Depuis, différents travaux de cartographie géologique, géochimique, géophysique et de télédétection, à des échelles différentes ont permis de doter le Sénégal d’une base de données révélant un important potentiel en « cibles de prospection », pour les métaux, le phosphate et d’autres occurrences.
La suite, nous la connaissons :
-Plusieurs mines d’or en exploitation ou en attente de l’être : Sabodala, Massawa, Mako, Boto, Niamia, etc. Fait nouveau, certains gisements du métal jaune sont tenus par des investisseurs sénégalais ;
Une gisement de minéraux lourds, Ilménite, rutile, leucoxene et zircon de classe mondiale, découvert dans les année 80, et exploité aujourd’hui par ERAMET.
-Découverte de nouveaux gisements et de nouvelles cibles pour le phosphate au centre du pays, etc.

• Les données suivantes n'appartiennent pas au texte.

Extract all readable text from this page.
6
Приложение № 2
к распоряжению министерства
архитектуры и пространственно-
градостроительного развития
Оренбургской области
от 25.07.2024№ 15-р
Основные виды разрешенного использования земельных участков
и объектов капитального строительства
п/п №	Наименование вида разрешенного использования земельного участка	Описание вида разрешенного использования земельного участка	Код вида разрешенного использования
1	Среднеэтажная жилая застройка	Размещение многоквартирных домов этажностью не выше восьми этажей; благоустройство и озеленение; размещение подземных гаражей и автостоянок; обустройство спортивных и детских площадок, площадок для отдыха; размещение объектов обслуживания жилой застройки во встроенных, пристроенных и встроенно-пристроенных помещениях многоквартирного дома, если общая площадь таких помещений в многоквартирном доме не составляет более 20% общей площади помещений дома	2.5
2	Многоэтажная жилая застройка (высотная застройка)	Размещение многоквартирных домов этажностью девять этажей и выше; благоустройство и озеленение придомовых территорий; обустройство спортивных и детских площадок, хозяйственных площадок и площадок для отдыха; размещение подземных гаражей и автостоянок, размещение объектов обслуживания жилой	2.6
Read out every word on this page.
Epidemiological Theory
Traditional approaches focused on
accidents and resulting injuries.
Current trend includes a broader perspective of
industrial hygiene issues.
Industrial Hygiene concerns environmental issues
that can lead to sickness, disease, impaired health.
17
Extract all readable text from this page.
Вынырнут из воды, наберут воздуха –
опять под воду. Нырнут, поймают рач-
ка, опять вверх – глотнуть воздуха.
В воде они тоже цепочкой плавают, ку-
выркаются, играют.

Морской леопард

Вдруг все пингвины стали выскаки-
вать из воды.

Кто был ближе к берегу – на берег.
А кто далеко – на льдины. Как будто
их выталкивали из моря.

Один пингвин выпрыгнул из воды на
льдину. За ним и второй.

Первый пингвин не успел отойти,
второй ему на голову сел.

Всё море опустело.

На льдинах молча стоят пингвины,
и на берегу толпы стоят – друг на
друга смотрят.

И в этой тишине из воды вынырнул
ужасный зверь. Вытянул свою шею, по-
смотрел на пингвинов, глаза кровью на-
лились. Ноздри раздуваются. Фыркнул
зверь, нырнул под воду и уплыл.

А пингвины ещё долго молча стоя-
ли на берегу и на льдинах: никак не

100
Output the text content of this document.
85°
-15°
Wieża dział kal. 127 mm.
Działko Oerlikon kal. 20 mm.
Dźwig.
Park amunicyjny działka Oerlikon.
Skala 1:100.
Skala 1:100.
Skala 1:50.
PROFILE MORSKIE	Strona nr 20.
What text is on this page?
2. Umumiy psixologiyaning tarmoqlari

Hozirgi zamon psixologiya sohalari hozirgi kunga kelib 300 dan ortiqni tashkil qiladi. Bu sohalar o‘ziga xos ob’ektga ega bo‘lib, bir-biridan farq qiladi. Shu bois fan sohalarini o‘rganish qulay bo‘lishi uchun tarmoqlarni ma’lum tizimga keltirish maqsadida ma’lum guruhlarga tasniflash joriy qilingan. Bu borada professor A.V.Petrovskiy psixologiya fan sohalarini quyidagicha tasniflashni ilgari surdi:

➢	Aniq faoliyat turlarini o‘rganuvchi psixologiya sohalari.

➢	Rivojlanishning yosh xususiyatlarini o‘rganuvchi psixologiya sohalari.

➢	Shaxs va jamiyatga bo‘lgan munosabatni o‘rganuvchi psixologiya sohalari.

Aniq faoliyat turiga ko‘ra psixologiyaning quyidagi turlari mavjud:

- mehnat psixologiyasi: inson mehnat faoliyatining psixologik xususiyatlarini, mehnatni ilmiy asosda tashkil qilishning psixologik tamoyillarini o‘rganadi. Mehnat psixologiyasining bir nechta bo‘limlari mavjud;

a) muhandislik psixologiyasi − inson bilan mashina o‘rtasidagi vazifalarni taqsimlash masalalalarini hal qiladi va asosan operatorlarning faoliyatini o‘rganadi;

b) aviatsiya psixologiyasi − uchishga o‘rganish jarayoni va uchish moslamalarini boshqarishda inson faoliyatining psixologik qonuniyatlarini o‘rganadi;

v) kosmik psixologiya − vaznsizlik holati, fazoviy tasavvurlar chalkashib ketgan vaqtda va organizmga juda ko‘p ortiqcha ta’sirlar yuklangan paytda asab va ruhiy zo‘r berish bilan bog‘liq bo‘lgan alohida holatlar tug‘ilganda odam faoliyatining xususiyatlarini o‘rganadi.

-A côté de ces succès, le projet du fer de la Falémé, porté par la MIDERSO, reste dans un immobilisme total pendant que les pays voisins comme la Guinée, eux marchent résolument vers l’exploitation du gisement de Simandou, un mastodonte de près de 9 milliards de tonnes de minerais de fer.
-Du point de vue de la gouvernance et de la transparence, le Sénégal à adhéré à l’Initiative sur la Transparence des Industries Extractives ITIE. Depuis 2013, un rapport annuel est publié sur l’état du secteur extractif, sa contribution au PIB et au recettes de l’Etat; les contrats sont publiés et bénéficiaires réels sont dévoilés.
-De nombreuses autres indices sont connus dans le pays, notamment du Lithium, du cuivre, etc.
Pensez-vous que le code minier sénégalais est suffisamment attractif pour attirer d’éventuels investisseurs ou faut-il encore en améliorer certains dispositifs ?
La législation minière du Sénégal indépendant remonte au décret de 1961, qui posa les jalons de ce qui allait devenir les codes miniers de 1988, de 2003, puis celui de 2016 actuellement en vigueur.
Les premiers codes miniers ont été adoptés dans un contexte de concurrence entre pays et ou les gouvernements voulaient attirer les investisseurs avec des avantages fiscaux, douaniers très généreux.
Avec le code de 2016, l’Etat a voulu répondre aux préoccupations des populations, des communautés locales et de la société civile, de voir les fruits de l’exploitation minière bénéficier au pays.
Ce code reste, néanmoins, toujours attractif pour les investisseurs, grâce à la réglementations claire et stable qu’il offre.
Cependant, certains acteurs soulignent la nécessité d’améliorer encore certains dispositifs pour faciliter davantage l’investissement. Cela pourrait inclure une simplification des procédures administratives, une plus grande transparence et une meilleure protection des droits des investisseurs.
Le régime fiscal applicable aux industries extractives au Sénégal vous semble-t-il équilibré ?
Le régime fiscal applicable aux industries extractives au Sénégal est considéré comme relativement équilibré.
Il vise à garantir que le pays bénéficie des revenus générés par l’exploitation des ressources naturelles tout en encourageant l’investissement et le développement économique. Les taxes sont fixées à des niveaux compétitifs par rapport à d’autres pays de la région, ce qui contribue à l’attractivité du Sénégal en tant que destination minière.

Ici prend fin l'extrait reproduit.